Изменить стиль страницы

Вот оно, звездное таинство в Танезруфте — без звуков, без радости, без жизни… Сжавшись в комочек, человек высунул окоченевший нос и сидит, загипнотизированный, как кролик змеей, синими очами трагического величия пустыни…

Я открываю глаза и меняю выражение лица.

— Вдруг звезды начинают бледнеть, небо становится серым. Это не рассвет в нашем обычном смысле слова, это быстрое выключение одного света и включение другого, как это бывает в театрах: незримый техник по освещению, работающий в этом удивительном театре, встал, подошел к пульту, сделал движение рукой и перекрасил сцену из голубой в серую: серебряная дорожка изморози на холодном песке вдруг растаяла, погрузился в серую мглу Южный Крест. Но техник не любит долго возиться со световыми эффектами! Новое движение рукой — и серый свет заменяется розовым, потом немедленно на сцену подается солнце: вот тускло блеснул багровый краешек, затем сразу же выполз длинный кувшин и повис над бесплодной равниной. Начинается день, приступил к делу первый палач из числа тех, что скоро возьмут нас в лапы на весь день — рефракция, преломление света в слоях воздуха с разной температурой и разной плотностью. Через секунды красный кувшин начинает округляться, делается ярче и светлее и превращается в обычный золотой диск солнца. Волшебная сказка кончилась, наступает действительность. Одеяла свертываются, все потягиваются и глубоко, с наслаждением дышат: какая свежесть! Какая ласковая прохлада!
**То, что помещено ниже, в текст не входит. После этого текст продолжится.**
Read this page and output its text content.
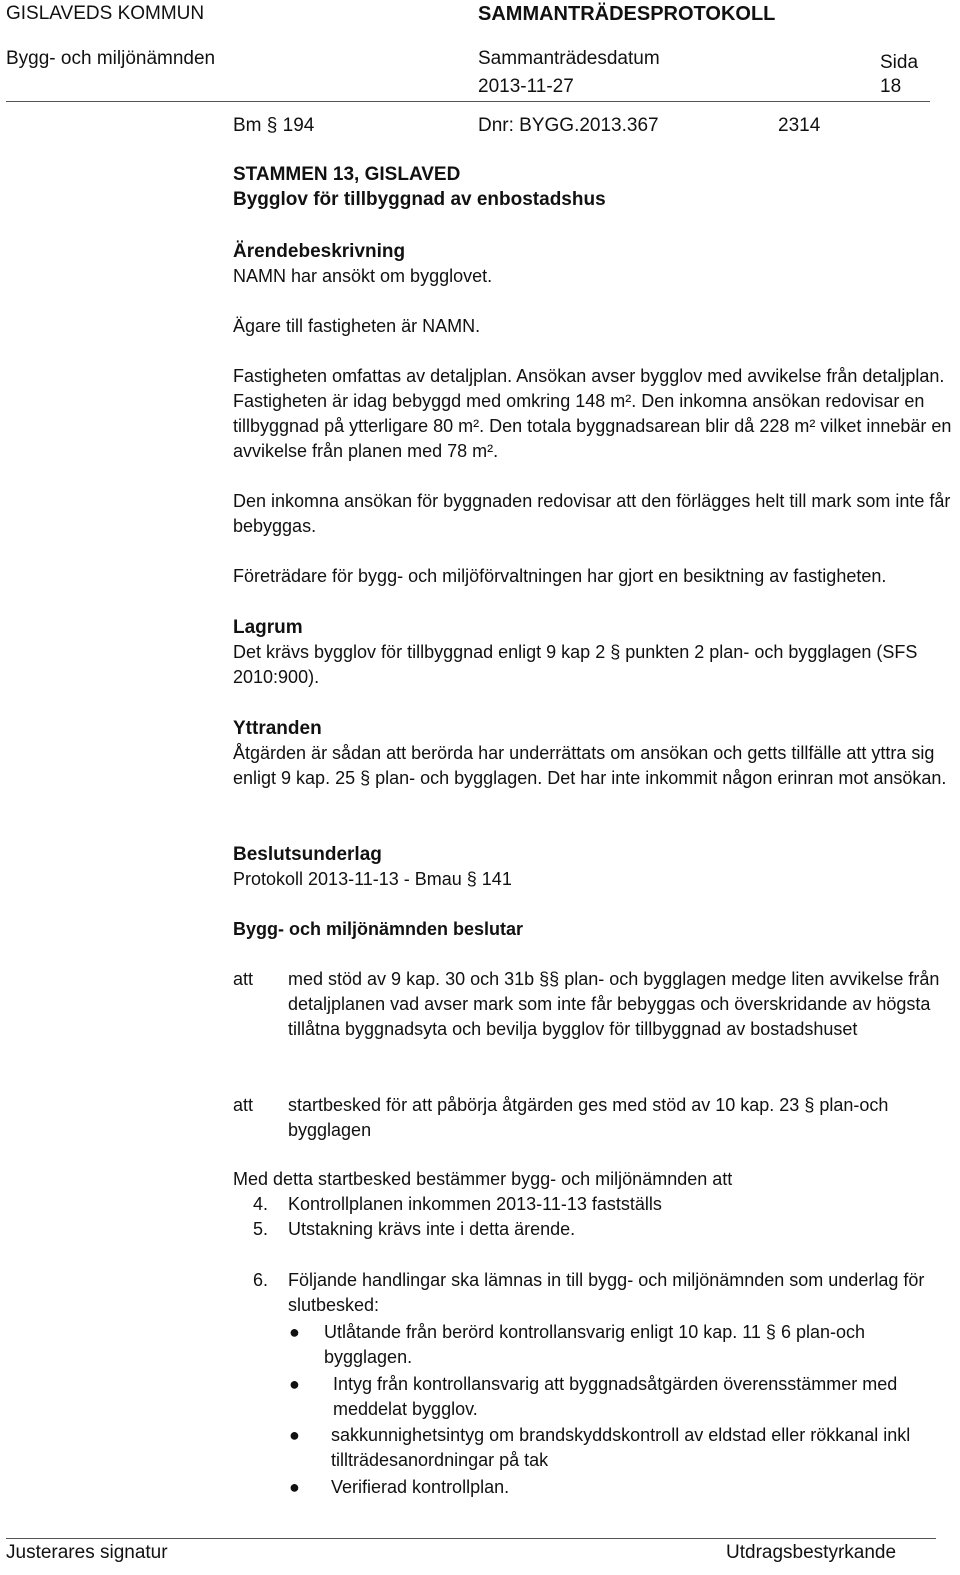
GISLAVEDS KOMMUN	SAMMANTRÄDESPROTOKOLL
Bygg- och miljönämnden	Sammanträdesdatum
2013-11-27
Sida
18
Bm § 194	Dnr: BYGG.2013.367	2314
STAMMEN 13, GISLAVED
Bygglov för tillbyggnad av enbostadshus

Ärendebeskrivning

NAMN har ansökt om bygglovet.

Ägare till fastigheten är NAMN.

Fastigheten omfattas av detaljplan. Ansökan avser bygglov med avvikelse från detaljplan. Fastigheten är idag bebyggd med omkring 148 m². Den inkomna ansökan redovisar en tillbyggnad på ytterligare 80 m². Den totala byggnadsarean blir då 228 m² vilket innebär en avvikelse från planen med 78 m².

Den inkomna ansökan för byggnaden redovisar att den förlägges helt till mark som inte får bebyggas.

Företrädare för bygg- och miljöförvaltningen har gjort en besiktning av fastigheten.

Lagrum
Det krävs bygglov för tillbyggnad enligt 9 kap 2 § punkten 2 plan- och bygglagen (SFS 2010:900).
Yttranden
Åtgärden är sådan att berörda har underrättats om ansökan och getts tillfälle att yttra sig enligt 9 kap. 25 § plan- och bygglagen. Det har inte inkommit någon erinran mot ansökan.
Beslutsunderlag
Protokoll 2013-11-13 - Bmau § 141
Bygg- och miljönämnden beslutar
att med stöd av 9 kap. 30 och 31b §§ plan- och bygglagen medge liten avvikelse från detaljplanen vad avser mark som inte får bebyggas och överskridande av högsta tillåtna byggnadsyta och bevilja bygglov för tillbyggnad av bostadshuset
att startbesked för att påbörja åtgärden ges med stöd av 10 kap. 23 § plan-och bygglagen
Med detta startbesked bestämmer bygg- och miljönämnden att
4. Kontrollplanen inkommen 2013-11-13 fastställs
5. Utstakning krävs inte i detta ärende.
6. Följande handlingar ska lämnas in till bygg- och miljönämnden som underlag för slutbesked:
● Utlåtande från berörd kontrollansvarig enligt 10 kap. 11 § 6 plan-och bygglagen.
● Intyg från kontrollansvarig att byggnadsåtgärden överensstämmer med meddelat bygglov.
● sakkunnighetsintyg om brandskyddskontroll av eldstad eller rökkanal inkl tillträdesanordningar på tak
● Verifierad kontrollplan.
Justerares signatur	Utdragsbestyrkande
Снова гул моторов и скрежет гусениц. Прошло полчаса — солнце еще терпимо, но люди уже одели шлемы и роются в вещах — ищут очки. Новые полчаса — и вынимается первый платок, чтобы стереть первую каплю пота: мучение началось! Через час кожа уже не выдерживает: засученные рукава опускаются и застегиваются пуговицы на груди, из корзин вынимаются грязные тряпки и обертываются вокруг лиц так, чтобы в прорези остались видны только глаза, воспаленные, красные глаза, обжигаемые ветром. В серых и красных тучах раскаленной пыли медленно ползет машина, и возле нее копошатся странные, полубезумные люди…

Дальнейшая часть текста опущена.